Nous avons fait un blind-cupping avec les 2 cafés. Les deux semblaient pas assez développés à mon goût, un peu trop acide (je fais habituellement ce café à 2min45 de développement mais pour le bien de la cause j’ai réduit ça à 2min). On goûte clairement la fermentation et le côté anaérobique. Un peu de citron ou d’orange acide. Le point important est que nous n’avons jamais été en mesure de différencier ce que les 2 cafés avaient de différents. Ils n’étaient peut-être pas identiques (quels cafés le sont vraiment) mais leur profil, leur corps, leurs arômes étaient exactement les mêmes. Une chose est certaine, nous ne pouvions pas les associer correctement à leur courbe.

Ce qu’on a appris

À première vue, voici ce qu’on pourrait conclure de ce test : En gardant un temps de développement constant ainsi qu’une température de fin constante, on peut obtenir une même couleur ainsi qu’un même profil de goût final. Par la similitude presque identique entre les deux cafés, on peut déduire que le comportement de la température avant le FC n’affecte pas énormément la tasse finale. Contrairement à la théorie selon laquelle le RoR devrait toujours être en déclin, nos tests démontrent qu’un trou de RoR avant le FC n’affecte pas (ou presque pas) la tasse finale.

Deuxième test

Voici un deuxième test dans la même optique avec un café différent et un profil différent : TTFC : 8min30, FC @ 196 deg BT, DT de 3min, End temp 210 BT. Il s’agit du même café, un brésilien naturel de coopérative.

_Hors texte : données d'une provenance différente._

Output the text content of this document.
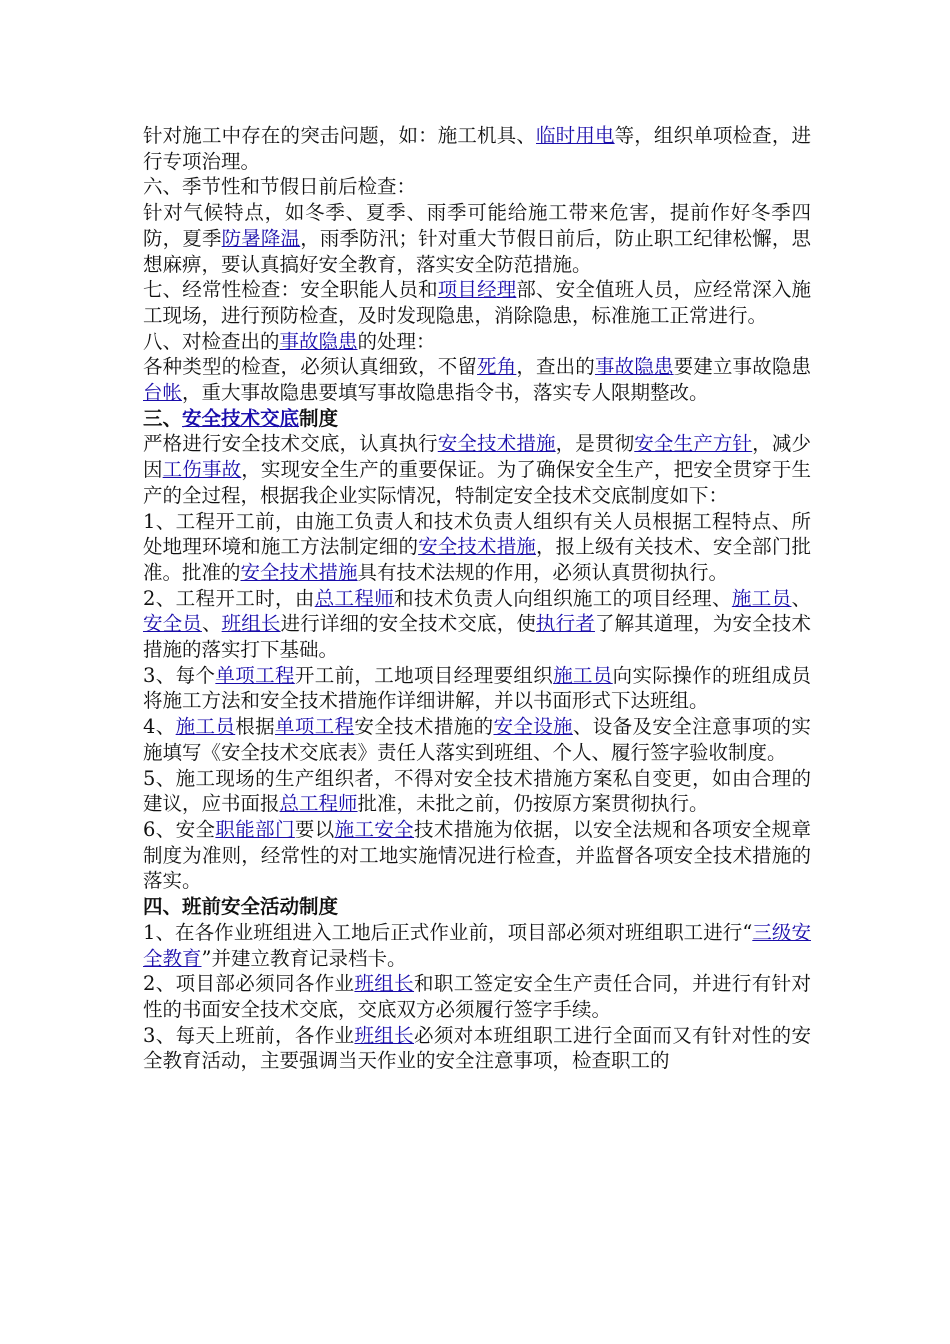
针对施工中存在的突击问题，如：施工机具、临时用电等，组织单项检查，进行专项治理。

六、季节性和节假日前后检查：

针对气候特点，如冬季、夏季、雨季可能给施工带来危害，提前作好冬季四防，夏季防暑降温，雨季防汛；针对重大节假日前后，防止职工纪律松懈，思想麻痹，要认真搞好安全教育，落实安全防范措施。

七、经常性检查：安全职能人员和项目经理部、安全值班人员，应经常深入施工现场，进行预防检查，及时发现隐患，消除隐患，标准施工正常进行。

八、对检查出的事故隐患的处理：

各种类型的检查，必须认真细致，不留死角，查出的事故隐患要建立事故隐患台帐，重大事故隐患要填写事故隐患指令书，落实专人限期整改。

三、安全技术交底制度

严格进行安全技术交底，认真执行安全技术措施，是贯彻安全生产方针，减少因工伤事故，实现安全生产的重要保证。为了确保安全生产，把安全贯穿于生产的全过程，根据我企业实际情况，特制定安全技术交底制度如下：

1、工程开工前，由施工负责人和技术负责人组织有关人员根据工程特点、所处地理环境和施工方法制定细的安全技术措施，报上级有关技术、安全部门批准。批准的安全技术措施具有技术法规的作用，必须认真贯彻执行。

2、工程开工时，由总工程师和技术负责人向组织施工的项目经理、施工员、安全员、班组长进行详细的安全技术交底，使执行者了解其道理，为安全技术措施的落实打下基础。

3、每个单项工程开工前，工地项目经理要组织施工员向实际操作的班组成员将施工方法和安全技术措施作详细讲解，并以书面形式下达班组。

4、施工员根据单项工程安全技术措施的安全设施、设备及安全注意事项的实施填写《安全技术交底表》责任人落实到班组、个人、履行签字验收制度。

5、施工现场的生产组织者，不得对安全技术措施方案私自变更，如由合理的建议，应书面报总工程师批准，未批之前，仍按原方案贯彻执行。

6、安全职能部门要以施工安全技术措施为依据，以安全法规和各项安全规章制度为准则，经常性的对工地实施情况进行检查，并监督各项安全技术措施的落实。

四、班前安全活动制度

1、在各作业班组进入工地后正式作业前，项目部必须对班组职工进行“三级安全教育”并建立教育记录档卡。

2、项目部必须同各作业班组长和职工签定安全生产责任合同，并进行有针对性的书面安全技术交底，交底双方必须履行签字手续。

3、每天上班前，各作业班组长必须对本班组职工进行全面而又有针对性的安全教育活动，主要强调当天作业的安全注意事项，检查职工的
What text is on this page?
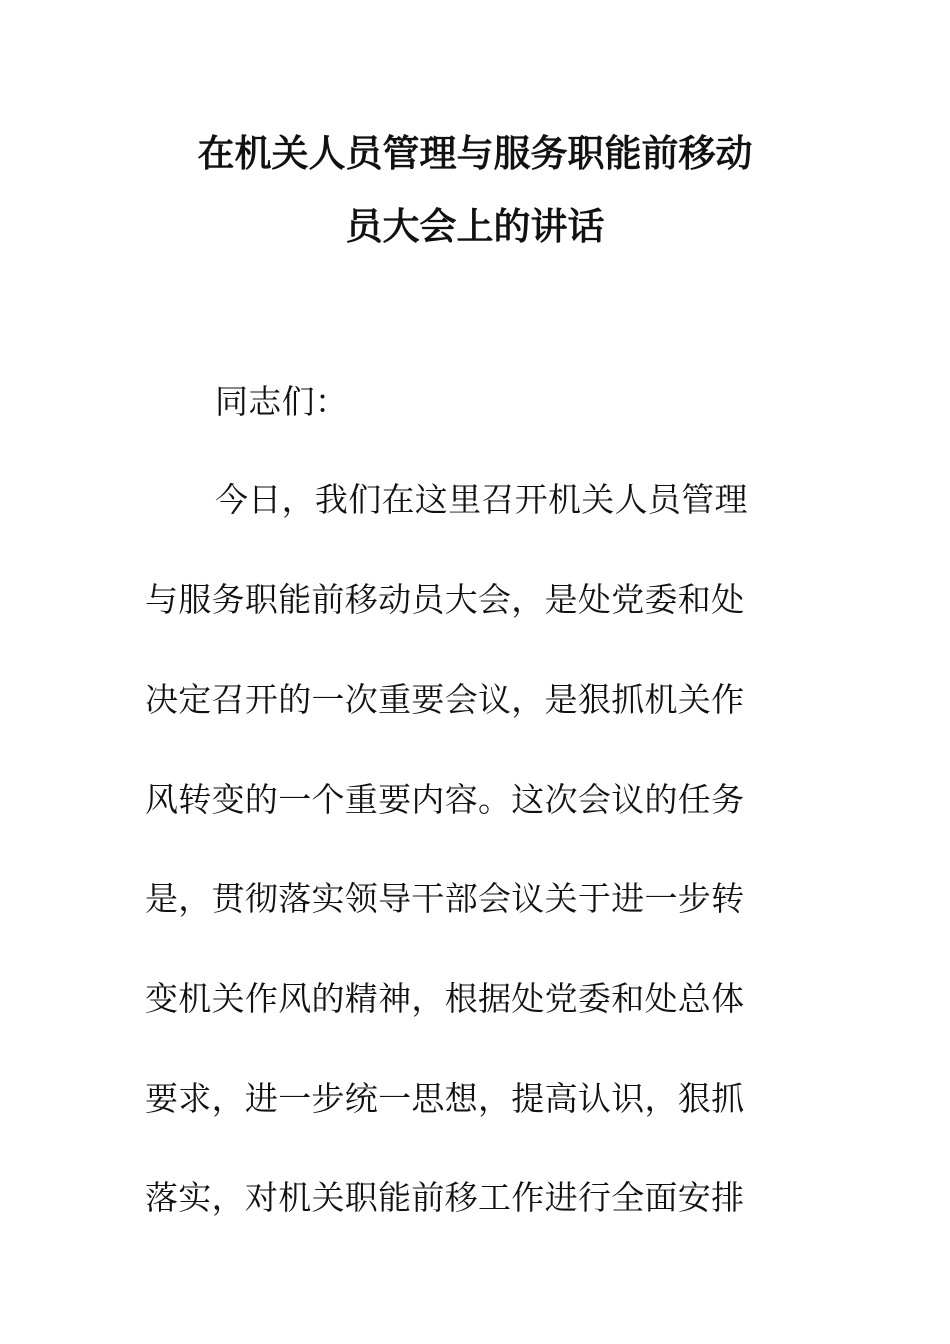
在机关人员管理与服务职能前移动
员大会上的讲话
同志们：
今日，我们在这里召开机关人员管理
与服务职能前移动员大会，是处党委和处
决定召开的一次重要会议，是狠抓机关作
风转变的一个重要内容。这次会议的任务
是，贯彻落实领导干部会议关于进一步转
变机关作风的精神，根据处党委和处总体
要求，进一步统一思想，提高认识，狠抓
落实，对机关职能前移工作进行全面安排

La première batch obtient une couleur de 81.9 agtron en suivant une courbe standard avec un RoR en déclin.

La deuxième batch obtient une couleur de 81 agtron en suivant le même concept de le premier test, volontairement créer un trou dans le RoR avant le FC et ensuite suivre la même courbe pour le temps de développement. La courbe après le FC n’était pas parfaite parfaite, le RoR a eu une petite remontée vers la fin et nous a apporté à une température légèrement plus haute à 211,5 deg BT, ce que explique la couleur légèrement plus foncée.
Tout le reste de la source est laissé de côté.